Don't worry Josh, I passed your message along to Chris. A restraining order is pending.
 Watching Lee on TV, you can see that he has come along way in dealing with the effects of his minor stroke. In person, it is a bit more noticeable, but I admire how well he has persevered and also how approachable he is to those around him. I had great conversation with the coach discussing Auburn and our traditions, the rolling of Toomer's corner, and the game that day. He also let me in on the lapel pin he wears each week. For those of you who are curious, the pin he wears is a B-2 stealth bomber with an American flag on it. It was given to him at the Air Force Academy by the former B-2 wing commander, and its a rare pin to receive. He wears it in honor of our service men and women. It was great to talk Lee and see his passion for college football.

Lee is the man.
Getting up each Saturday going forward will bring a new appreciation for my favorite fall pre-game show. I'm in awe at the logistics, team work and coordination it takes to produce College GameDay each week. It will be hard not to think about the cameramen out in the heat, the statisticians feeding endless numbers, and the guys in the truck for 18 hours on Saturday who help bring it all together.

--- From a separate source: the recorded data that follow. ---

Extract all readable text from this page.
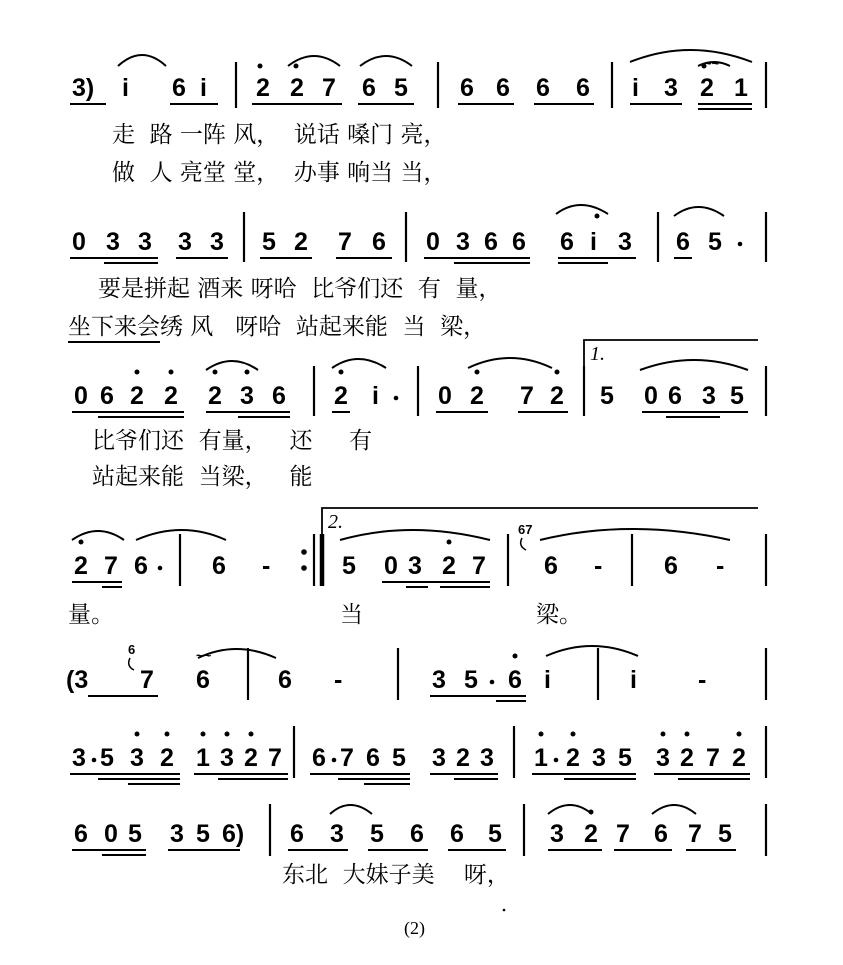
3) i 6 i 2 2 7 6 5 6 6 6 6 i 3 2 1
~~
走  路 一阵 风，  说话 嗓门 亮，
做  人 亮堂 堂，  办事 响当 当，
0 3 3 3 3 5 2 7 6 0 3 6 6 6 i 3 6 5
要是拼起 酒来 呀哈  比爷们还  有  量，
坐下来会绣 风   呀哈  站起来能  当  梁，
1.
0 6 2 2 2 3 6 2 i 0 2 7 2 5 0 6 3 5
比爷们还  有量，   还     有
站起来能  当梁，   能
2 7 6	6 -
2.
5 0 3 2 7
67
6 - 6 -
量。	当	梁。
(3
6
7 6
~~
6 -	3 5 6 i	i -
3 5 3 2 1 3 2 7 6 7 6 5 3 2 3 1 2 3 5 3 2 7 2
6 0 5 3 5 6) 6 3 5 6 6 5 3 2 7 6 7 5
东北  大妹子美    呀，
(2)
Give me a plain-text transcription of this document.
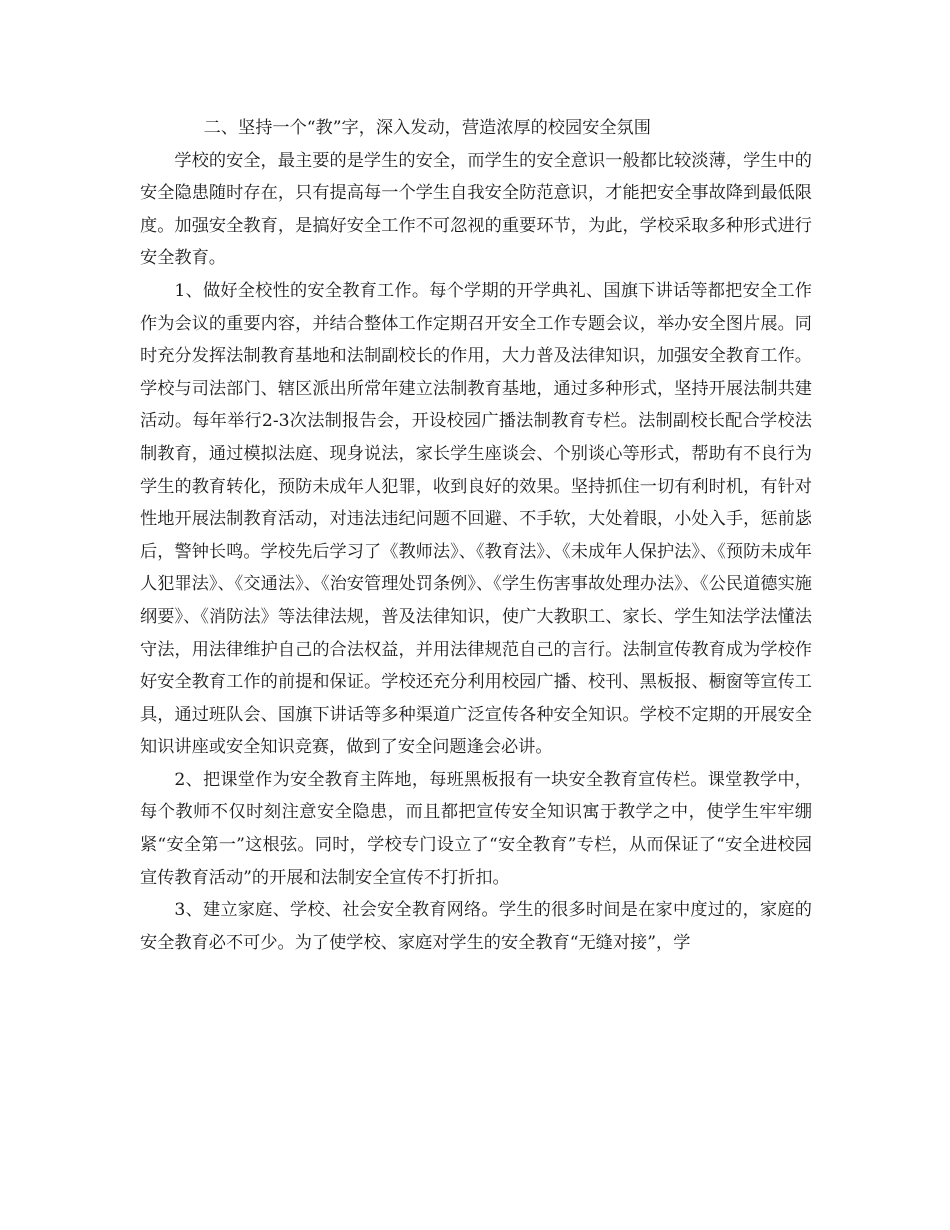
二、坚持一个“教”字，深入发动，营造浓厚的校园安全氛围

学校的安全，最主要的是学生的安全，而学生的安全意识一般都比较淡薄，学生中的安全隐患随时存在，只有提高每一个学生自我安全防范意识，才能把安全事故降到最低限度。加强安全教育，是搞好安全工作不可忽视的重要环节，为此，学校采取多种形式进行安全教育。

1、做好全校性的安全教育工作。每个学期的开学典礼、国旗下讲话等都把安全工作作为会议的重要内容，并结合整体工作定期召开安全工作专题会议，举办安全图片展。同时充分发挥法制教育基地和法制副校长的作用，大力普及法律知识，加强安全教育工作。学校与司法部门、辖区派出所常年建立法制教育基地，通过多种形式，坚持开展法制共建活动。每年举行2-3次法制报告会，开设校园广播法制教育专栏。法制副校长配合学校法制教育，通过模拟法庭、现身说法，家长学生座谈会、个别谈心等形式，帮助有不良行为学生的教育转化，预防未成年人犯罪，收到良好的效果。坚持抓住一切有利时机，有针对性地开展法制教育活动，对违法违纪问题不回避、不手软，大处着眼，小处入手，惩前毖后，警钟长鸣。学校先后学习了《教师法》、《教育法》、《未成年人保护法》、《预防未成年人犯罪法》、《交通法》、《治安管理处罚条例》、《学生伤害事故处理办法》、《公民道德实施纲要》、《消防法》等法律法规，普及法律知识，使广大教职工、家长、学生知法学法懂法守法，用法律维护自己的合法权益，并用法律规范自己的言行。法制宣传教育成为学校作好安全教育工作的前提和保证。学校还充分利用校园广播、校刊、黑板报、橱窗等宣传工具，通过班队会、国旗下讲话等多种渠道广泛宣传各种安全知识。学校不定期的开展安全知识讲座或安全知识竞赛，做到了安全问题逢会必讲。

2、把课堂作为安全教育主阵地，每班黑板报有一块安全教育宣传栏。课堂教学中，每个教师不仅时刻注意安全隐患，而且都把宣传安全知识寓于教学之中，使学生牢牢绷紧“安全第一”这根弦。同时，学校专门设立了“安全教育”专栏，从而保证了“安全进校园宣传教育活动”的开展和法制安全宣传不打折扣。

3、建立家庭、学校、社会安全教育网络。学生的很多时间是在家中度过的，家庭的安全教育必不可少。为了使学校、家庭对学生的安全教育“无缝对接”，学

While I won't always agree with the on-air personalities and their picks, I will appreciate their hard work after seeing it in person.


BulldawgJosh said...


Earl said...

Nice write up, AUMaverick.

AUMaverick said...

Pretty much everyone was cool except for Erin Andrews. You could not even say hello to her much less approach her without being confronted by three large APD officers. Stone cold, man, stone cold.

Ellen Helms O'Neal said...

Andrew Howard? My bro in law just asked about corso's lapel pin so I googled it and your blog came up! Small world. Thanks for providing the answer. Hope you are well.